Il “relativismo” (o sonno della ragione) di Massimo Moratti

Questa volta in fondo ha ragione, è davvero impossibile dargli torto. Il caro vecchio Massimo Moratti, che non si sa bene ora quale ruolo abbia nella seconda squadra di Milano, ha ribadito che lo scudetto al quale è più legato è quello vinto “a tavolino”. Il petroliere si riferisce alla stagione 2005/2006, che si concluse con la Juventus a 91 punti e la sua squadra a 76. Lezione di relativismo applicata al calcio: chi è relativista sostiene che una verità assoluta non esiste, oppure, anche se esiste, non è conoscibile o esprimibile o, in alternativa, è conoscibile o esprimibile soltanto parzialmente. Alziamo le mani, dunque, al cospetto dell’erede di Karl Popper: «Tutta la conoscenza rimane fallibile, congetturale….la scienza è fallibile perché la scienza è umana».

Ricapitolando: 91-76=15, e questa è matematica. Se la matematica è una scienza, e la scienza è fallibile, allora dobbiamo convenire che ha ragione Lui. Su quali basi, non lo sappiamo, ma siamo sicuri che non tarderà a spiegarcelo. D’altronde non stiamo mica parlando di un campionato che non è mai stato oggetto di nessuna indagine, e che ha fatto seguito ad un altro campionato che è stato dichiarato “non alterato” dal Tribunale di Napoli? No perché se fosse così, sarebbe il caso di proporre il caro Massimo per un Tso d’urgenza, ma siamo sicuri che la ratio di questo suo ragionamento sia da ricercare del relativismo culturale di cui sopra.

Potenza della filosofia, potenza della faccia tosta, o potenza del servilismo tipico dei media italiani? Prove false, guardalinee obbligati a modificare i referti, cene coi designatori, regali, telefonate, bilanci taroccati, pedinamenti, passaporti fasulli. E infine, una grossa grassa prescrizione ad annullare l’accusa di illecito sportivo mossa dalla Procura Federale della Figc, uno Scudetto assegnato da un comunicato stampa di un organo federale commmissariato (presieduto da un ex sodale del caro Massimo…), lo stesso che qualche anno dopo si sarebbe dichiarato “incompetente” in merito.
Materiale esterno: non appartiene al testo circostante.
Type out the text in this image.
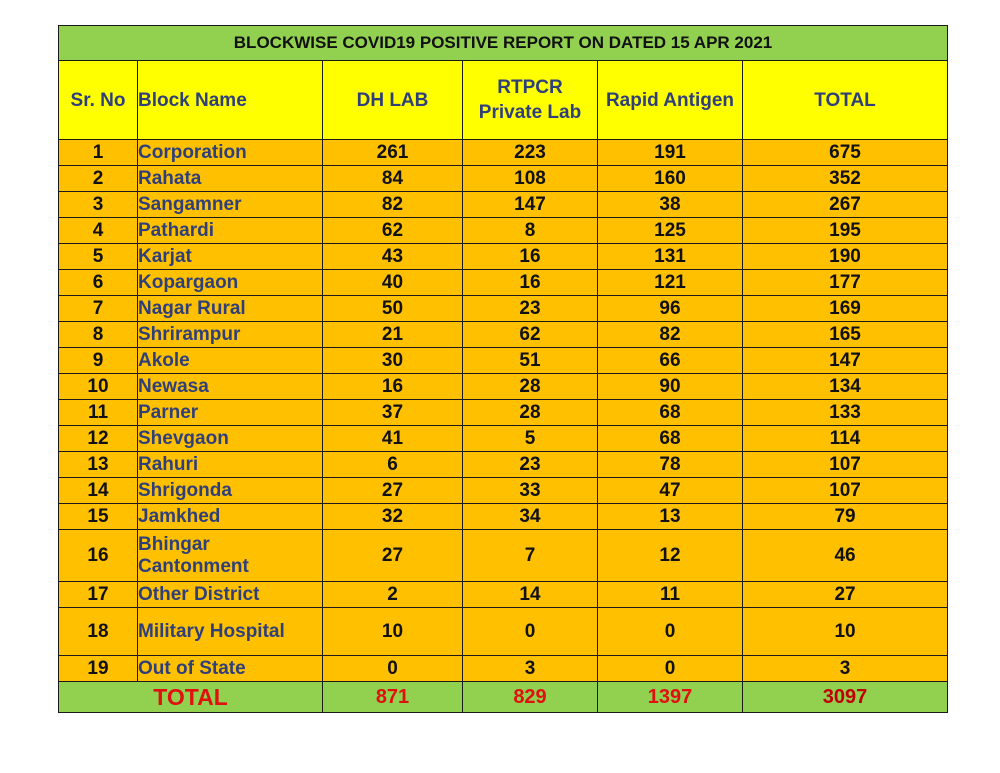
BLOCKWISE COVID19 POSITIVE REPORT ON DATED 15 APR 2021					
Sr. No	Block Name	DH LAB	RTPCR Private Lab	Rapid Antigen	TOTAL
1	Corporation	261	223	191	675
2	Rahata	84	108	160	352
3	Sangamner	82	147	38	267
4	Pathardi	62	8	125	195
5	Karjat	43	16	131	190
6	Kopargaon	40	16	121	177
7	Nagar Rural	50	23	96	169
8	Shrirampur	21	62	82	165
9	Akole	30	51	66	147
10	Newasa	16	28	90	134
11	Parner	37	28	68	133
12	Shevgaon	41	5	68	114
13	Rahuri	6	23	78	107
14	Shrigonda	27	33	47	107
15	Jamkhed	32	34	13	79
16	Bhingar Cantonment	27	7	12	46
17	Other District	2	14	11	27
18	Military Hospital	10	0	0	10
19	Out of State	0	3	0	3
TOTAL		871	829	1397	3097
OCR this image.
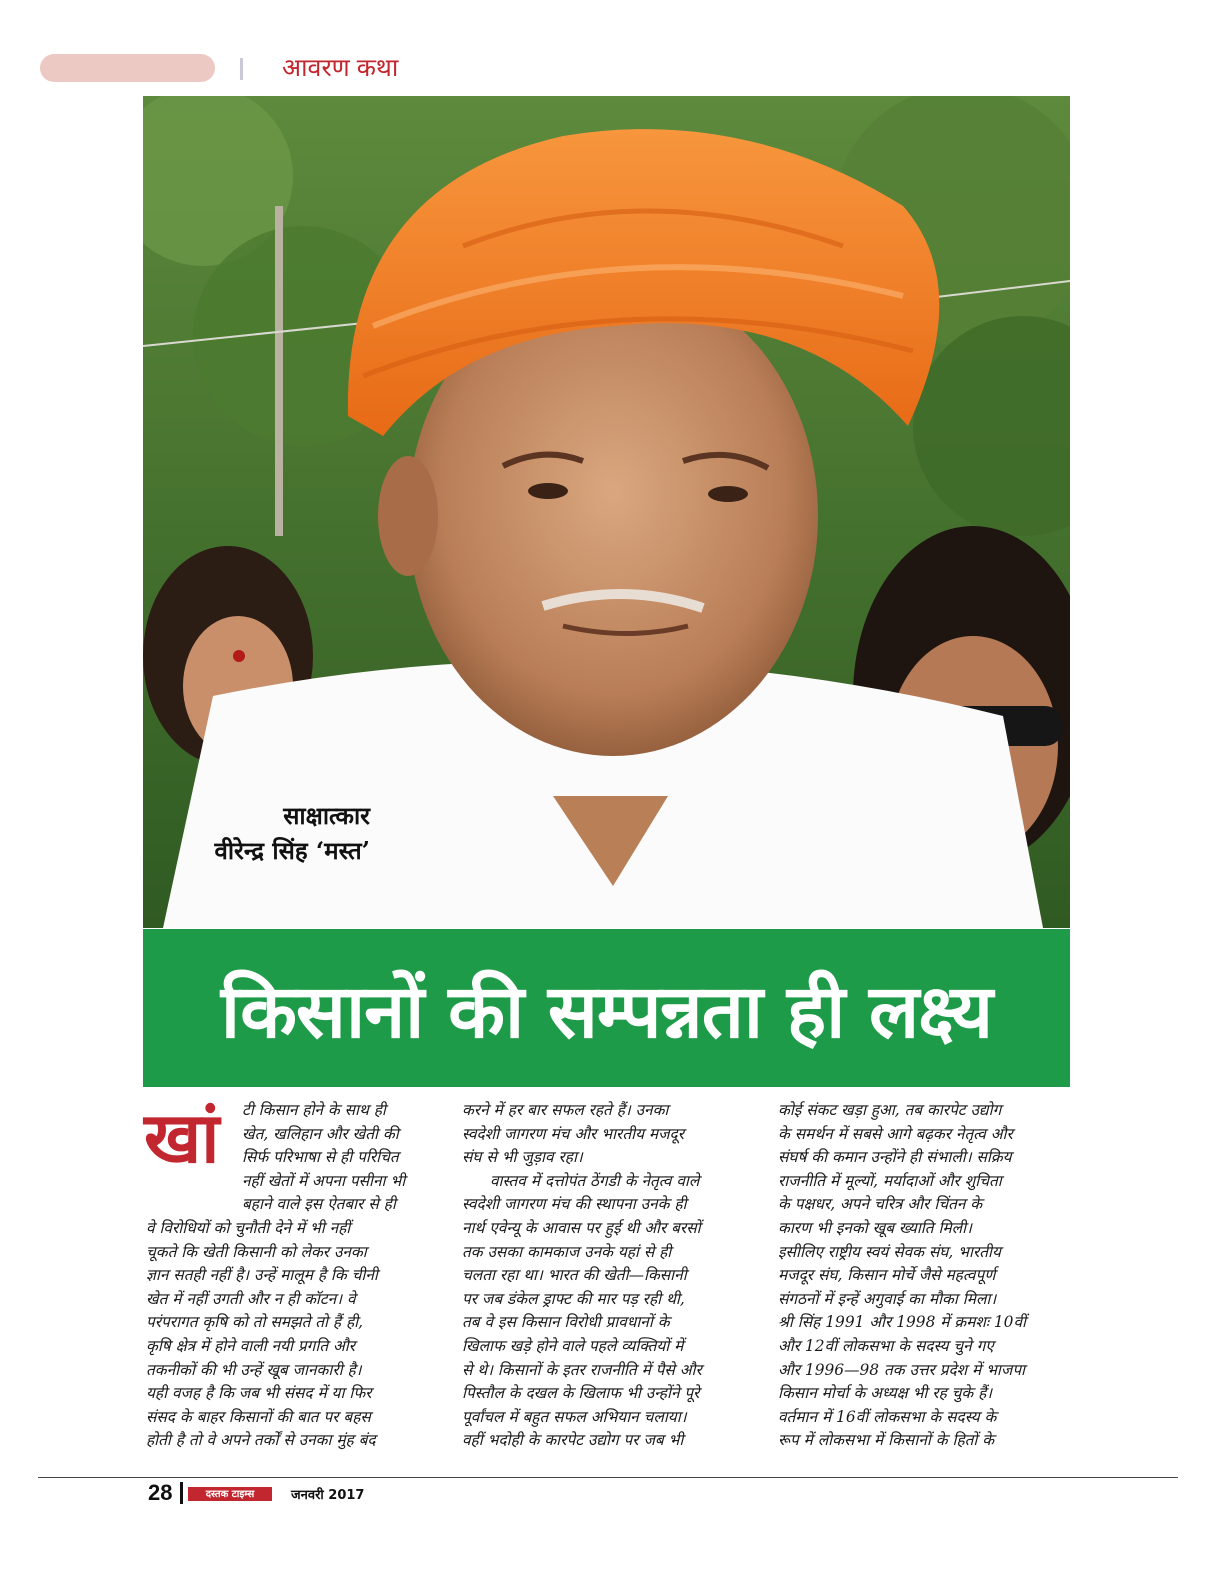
आवरण कथा
साक्षात्कार
वीरेन्द्र सिंह ‘मस्त’
किसानों की सम्पन्नता ही लक्ष्य
खां	टी किसान होने के साथ ही

खेत, खलिहान और खेती की

सिर्फ परिभाषा से ही परिचित

नहीं खेतों में अपना पसीना भी

बहाने वाले इस ऐतबार से ही

वे विरोधियों को चुनौती देने में भी नहीं

चूकते कि खेती किसानी को लेकर उनका

ज्ञान सतही नहीं है। उन्हें मालूम है कि चीनी

खेत में नहीं उगती और न ही कॉटन। वे

परंपरागत कृषि को तो समझते तो हैं ही,

कृषि क्षेत्र में होने वाली नयी प्रगति और

तकनीकों की भी उन्हें खूब जानकारी है।

यही वजह है कि जब भी संसद में या फिर

संसद के बाहर किसानों की बात पर बहस

होती है तो वे अपने तर्कों से उनका मुंह बंद

करने में हर बार सफल रहते हैं। उनका

स्वदेशी जागरण मंच और भारतीय मजदूर

संघ से भी जुड़ाव रहा।

वास्तव में दत्तोपंत ठेंगडी के नेतृत्व वाले

स्वदेशी जागरण मंच की स्थापना उनके ही

नार्थ एवेन्यू के आवास पर हुई थी और बरसों

तक उसका कामकाज उनके यहां से ही

चलता रहा था। भारत की खेती—किसानी

पर जब डंकेल ड्राफ्ट की मार पड़ रही थी,

तब वे इस किसान विरोधी प्रावधानों के

खिलाफ खड़े होने वाले पहले व्यक्तियों में

से थे। किसानों के इतर राजनीति में पैसे और

पिस्तौल के दखल के खिलाफ भी उन्होंने पूरे

पूर्वांचल में बहुत सफल अभियान चलाया।

वहीं भदोही के कारपेट उद्योग पर जब भी

कोई संकट खड़ा हुआ, तब कारपेट उद्योग

के समर्थन में सबसे आगे बढ़कर नेतृत्व और

संघर्ष की कमान उन्होंने ही संभाली। सक्रिय

राजनीति में मूल्यों, मर्यादाओं और शुचिता

के पक्षधर, अपने चरित्र और चिंतन के

कारण भी इनको खूब ख्याति मिली।

इसीलिए राष्ट्रीय स्वयं सेवक संघ, भारतीय

मजदूर संघ, किसान मोर्चे जैसे महत्वपूर्ण

संगठनों में इन्हें अगुवाई का मौका मिला।

श्री सिंह 1991 और 1998 में क्रमशः 10वीं

और 12वीं लोकसभा के सदस्य चुने गए

और 1996—98 तक उत्तर प्रदेश में भाजपा

किसान मोर्चा के अध्यक्ष भी रह चुके हैं।

वर्तमान में 16वीं लोकसभा के सदस्य के

रूप में लोकसभा में किसानों के हितों के

28	दस्तक टाइम्स	जनवरी 2017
La società aperta è aperta al maggior numero possibile di idee e ideali differenti, e magari contrastanti. Ma, pena la sua autodissoluzione, non di tutti: la società aperta è chiusa solo agli intolleranti“, diceva ancora Popper. Non vogliamo certo esser tacciati d’intolleranza, ma ci piacerebbe domandare al signor Karl se la sua “società aperta” comprendesse anche i colpevoli di un certo numero di reati. Nel qual caso, per tornare al caro Massimo, ha ragione Lui.